Creamy Corn Chowder Soup

 

Creamy Corn Chowder


Creamy Corn Chowder Recipe

This hearty, comforting corn chowder is loaded with sweet corn, tender potatoes, and crispy bacon in a creamy broth. It's perfect for using fresh summer corn but works great with frozen or canned too. Serves 6-8. Prep time: 15 minutes. Cook time: 35 minutes.

Ingredients

  • 6 slices bacon, chopped

  • 1 medium onion, diced

  • 2 celery stalks, diced

  • 1 carrot, diced (optional for extra flavor)

  • 3 garlic cloves, minced

  • 4 medium Yukon Gold or russet potatoes, peeled and diced (about 1.5 lbs)

  • 4-5 cups fresh corn kernels (from about 6 ears) or frozen/thawed corn

  • 4 cups chicken or vegetable broth

  • 1 cup heavy cream or half-and-half

  • 1 cup milk

  • 2 tbsp all-purpose flour (for thickening)

  • 1 tsp dried thyme or fresh herbs

  • Salt and black pepper to taste

  • Optional toppings: chopped chives, extra bacon, shredded cheese

Instructions

  1. Cook the bacon: In a large pot or Dutch oven over medium heat, cook the chopped bacon until crispy (about 8 minutes).
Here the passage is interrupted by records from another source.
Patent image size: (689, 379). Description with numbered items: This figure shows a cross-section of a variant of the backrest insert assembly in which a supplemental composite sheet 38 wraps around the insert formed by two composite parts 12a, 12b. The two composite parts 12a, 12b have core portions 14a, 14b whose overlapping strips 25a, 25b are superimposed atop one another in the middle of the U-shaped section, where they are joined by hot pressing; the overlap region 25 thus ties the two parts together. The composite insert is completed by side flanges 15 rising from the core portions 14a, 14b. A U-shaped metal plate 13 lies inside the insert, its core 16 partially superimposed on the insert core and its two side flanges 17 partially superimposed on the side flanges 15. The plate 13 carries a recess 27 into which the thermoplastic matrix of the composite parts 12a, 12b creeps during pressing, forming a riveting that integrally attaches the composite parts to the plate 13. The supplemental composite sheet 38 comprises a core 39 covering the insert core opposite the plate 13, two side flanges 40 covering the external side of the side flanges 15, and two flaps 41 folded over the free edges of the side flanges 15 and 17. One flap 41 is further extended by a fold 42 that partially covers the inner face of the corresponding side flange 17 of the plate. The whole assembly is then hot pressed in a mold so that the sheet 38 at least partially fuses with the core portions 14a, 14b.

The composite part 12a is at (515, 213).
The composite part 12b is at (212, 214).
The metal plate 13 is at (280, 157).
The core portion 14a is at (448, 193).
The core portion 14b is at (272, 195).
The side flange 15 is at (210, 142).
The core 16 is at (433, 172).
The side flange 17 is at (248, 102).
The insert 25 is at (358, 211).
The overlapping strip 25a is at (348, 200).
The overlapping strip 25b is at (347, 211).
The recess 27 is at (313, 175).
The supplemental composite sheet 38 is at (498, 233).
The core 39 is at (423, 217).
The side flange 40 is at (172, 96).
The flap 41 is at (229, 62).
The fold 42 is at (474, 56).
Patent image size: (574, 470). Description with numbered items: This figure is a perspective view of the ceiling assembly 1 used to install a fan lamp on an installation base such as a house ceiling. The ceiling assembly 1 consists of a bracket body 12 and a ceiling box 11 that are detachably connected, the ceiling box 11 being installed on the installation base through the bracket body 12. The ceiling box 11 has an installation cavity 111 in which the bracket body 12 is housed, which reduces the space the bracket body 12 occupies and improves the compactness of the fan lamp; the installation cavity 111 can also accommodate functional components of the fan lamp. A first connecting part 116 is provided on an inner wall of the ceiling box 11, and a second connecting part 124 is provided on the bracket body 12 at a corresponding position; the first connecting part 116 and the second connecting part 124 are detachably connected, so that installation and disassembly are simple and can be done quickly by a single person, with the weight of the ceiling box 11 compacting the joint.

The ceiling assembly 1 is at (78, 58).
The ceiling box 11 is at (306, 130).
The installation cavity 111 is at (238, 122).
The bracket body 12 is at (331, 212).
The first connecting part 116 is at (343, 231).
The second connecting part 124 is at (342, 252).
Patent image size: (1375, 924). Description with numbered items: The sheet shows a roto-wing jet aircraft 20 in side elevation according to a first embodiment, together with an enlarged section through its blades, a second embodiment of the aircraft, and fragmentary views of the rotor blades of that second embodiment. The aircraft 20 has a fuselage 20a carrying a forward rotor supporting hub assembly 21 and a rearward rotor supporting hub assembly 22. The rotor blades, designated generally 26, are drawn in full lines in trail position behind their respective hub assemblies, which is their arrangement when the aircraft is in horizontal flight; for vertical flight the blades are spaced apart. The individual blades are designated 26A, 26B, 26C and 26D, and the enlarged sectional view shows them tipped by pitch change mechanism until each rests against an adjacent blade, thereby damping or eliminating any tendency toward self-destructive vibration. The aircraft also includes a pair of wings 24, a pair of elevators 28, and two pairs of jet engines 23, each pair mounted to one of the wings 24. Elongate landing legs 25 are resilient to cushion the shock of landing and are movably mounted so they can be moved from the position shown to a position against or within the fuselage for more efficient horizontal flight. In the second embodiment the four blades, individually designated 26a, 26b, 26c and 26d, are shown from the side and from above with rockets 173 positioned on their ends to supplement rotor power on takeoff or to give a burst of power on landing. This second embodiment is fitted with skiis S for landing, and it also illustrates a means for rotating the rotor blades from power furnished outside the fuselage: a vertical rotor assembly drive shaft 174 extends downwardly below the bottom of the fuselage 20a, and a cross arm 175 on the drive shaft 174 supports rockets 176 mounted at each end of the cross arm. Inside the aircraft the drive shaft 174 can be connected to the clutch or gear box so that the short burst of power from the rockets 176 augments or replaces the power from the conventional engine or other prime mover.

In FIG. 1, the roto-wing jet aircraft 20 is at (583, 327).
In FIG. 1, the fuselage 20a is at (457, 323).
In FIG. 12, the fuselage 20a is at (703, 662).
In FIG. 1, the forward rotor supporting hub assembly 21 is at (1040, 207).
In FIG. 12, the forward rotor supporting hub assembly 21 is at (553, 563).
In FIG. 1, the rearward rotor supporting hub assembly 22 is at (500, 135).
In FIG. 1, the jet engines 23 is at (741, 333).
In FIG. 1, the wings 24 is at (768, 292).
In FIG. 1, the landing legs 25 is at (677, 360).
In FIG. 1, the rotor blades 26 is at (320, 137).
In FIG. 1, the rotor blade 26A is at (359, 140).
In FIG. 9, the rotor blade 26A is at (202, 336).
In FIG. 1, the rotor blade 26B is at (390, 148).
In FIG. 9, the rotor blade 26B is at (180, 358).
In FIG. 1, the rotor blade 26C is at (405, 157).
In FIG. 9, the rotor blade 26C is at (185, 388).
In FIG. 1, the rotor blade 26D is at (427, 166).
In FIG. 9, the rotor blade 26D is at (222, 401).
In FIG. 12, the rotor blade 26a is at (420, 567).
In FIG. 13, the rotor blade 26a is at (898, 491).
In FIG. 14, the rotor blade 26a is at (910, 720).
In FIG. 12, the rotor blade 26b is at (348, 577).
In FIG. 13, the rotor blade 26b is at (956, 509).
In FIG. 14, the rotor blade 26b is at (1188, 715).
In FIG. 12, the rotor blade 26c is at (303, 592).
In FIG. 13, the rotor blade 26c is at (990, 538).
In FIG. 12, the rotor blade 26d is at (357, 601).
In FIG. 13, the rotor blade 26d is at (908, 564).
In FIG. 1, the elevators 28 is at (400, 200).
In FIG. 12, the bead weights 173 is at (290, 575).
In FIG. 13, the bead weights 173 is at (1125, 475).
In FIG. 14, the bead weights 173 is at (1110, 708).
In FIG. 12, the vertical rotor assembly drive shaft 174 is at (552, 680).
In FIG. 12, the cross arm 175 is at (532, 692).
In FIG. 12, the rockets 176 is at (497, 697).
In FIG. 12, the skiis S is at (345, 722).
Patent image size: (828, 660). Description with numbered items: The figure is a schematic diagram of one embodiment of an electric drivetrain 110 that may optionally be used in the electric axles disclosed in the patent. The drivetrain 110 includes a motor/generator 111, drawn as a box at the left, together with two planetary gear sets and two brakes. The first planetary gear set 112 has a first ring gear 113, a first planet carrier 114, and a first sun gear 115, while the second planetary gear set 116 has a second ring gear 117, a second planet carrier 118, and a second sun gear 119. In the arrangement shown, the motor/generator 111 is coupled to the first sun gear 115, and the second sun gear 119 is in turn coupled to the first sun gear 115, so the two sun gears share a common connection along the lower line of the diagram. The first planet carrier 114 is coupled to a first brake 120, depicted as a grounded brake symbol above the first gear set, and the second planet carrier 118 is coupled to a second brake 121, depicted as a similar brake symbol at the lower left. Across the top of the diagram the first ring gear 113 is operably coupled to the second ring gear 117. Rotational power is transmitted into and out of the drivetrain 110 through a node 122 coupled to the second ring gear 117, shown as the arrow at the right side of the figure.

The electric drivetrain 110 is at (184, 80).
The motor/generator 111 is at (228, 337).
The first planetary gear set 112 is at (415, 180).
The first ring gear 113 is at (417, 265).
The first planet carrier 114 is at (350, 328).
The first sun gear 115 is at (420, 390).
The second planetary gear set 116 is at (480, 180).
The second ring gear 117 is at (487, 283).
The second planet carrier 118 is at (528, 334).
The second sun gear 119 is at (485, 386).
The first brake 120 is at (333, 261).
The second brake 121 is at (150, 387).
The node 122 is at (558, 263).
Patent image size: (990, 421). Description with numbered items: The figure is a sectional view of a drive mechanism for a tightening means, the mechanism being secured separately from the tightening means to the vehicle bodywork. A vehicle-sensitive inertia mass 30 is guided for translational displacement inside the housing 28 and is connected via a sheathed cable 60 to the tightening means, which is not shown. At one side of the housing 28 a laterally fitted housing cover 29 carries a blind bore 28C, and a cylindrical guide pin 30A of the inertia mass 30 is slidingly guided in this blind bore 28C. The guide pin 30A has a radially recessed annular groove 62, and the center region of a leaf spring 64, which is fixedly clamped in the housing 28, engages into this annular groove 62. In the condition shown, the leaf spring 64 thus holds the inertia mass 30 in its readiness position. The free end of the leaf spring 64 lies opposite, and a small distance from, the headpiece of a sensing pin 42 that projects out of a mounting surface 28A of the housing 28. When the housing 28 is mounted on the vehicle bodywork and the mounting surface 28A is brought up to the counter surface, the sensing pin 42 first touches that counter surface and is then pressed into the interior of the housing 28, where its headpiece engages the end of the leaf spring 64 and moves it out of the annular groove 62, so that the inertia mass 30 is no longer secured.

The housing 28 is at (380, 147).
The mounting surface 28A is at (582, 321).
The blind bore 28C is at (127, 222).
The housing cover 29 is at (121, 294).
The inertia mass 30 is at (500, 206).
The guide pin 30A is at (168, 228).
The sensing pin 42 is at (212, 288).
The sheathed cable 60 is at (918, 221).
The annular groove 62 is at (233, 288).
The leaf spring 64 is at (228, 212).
Remove bacon with a slotted spoon and set aside, leaving the drippings in the pot.

  2. Sauté vegetables: Add diced onion, celery, and carrot to the pot. Cook until softened, about 5 minutes. Stir in garlic and cook for 1 more minute.

  3. Add potatoes and corn: Stir in diced potatoes, corn kernels, thyme, salt, and pepper. Pour in the broth and bring to a boil. Reduce heat and simmer until potatoes are tender, about 15-20 minutes.

  1. Thicken the chowder: In a small bowl, whisk together milk and flour until smooth. Slowly stir this into the pot. Add the heavy cream. Simmer for another 5-10 minutes until thickened.

  2. Blend for creaminess (optional): For a creamier texture, use an immersion blender to partially puree the soup, or transfer 2 cups to a blender and return to the pot.

  3. Finish and serve: Stir in most of the cooked bacon. Taste and adjust seasoning. Serve hot, garnished with reserved bacon, chives, or cheese.

This recipe is versatile—make it vegetarian by skipping bacon and using butter/veggie broth. Enjoy with crusty bread!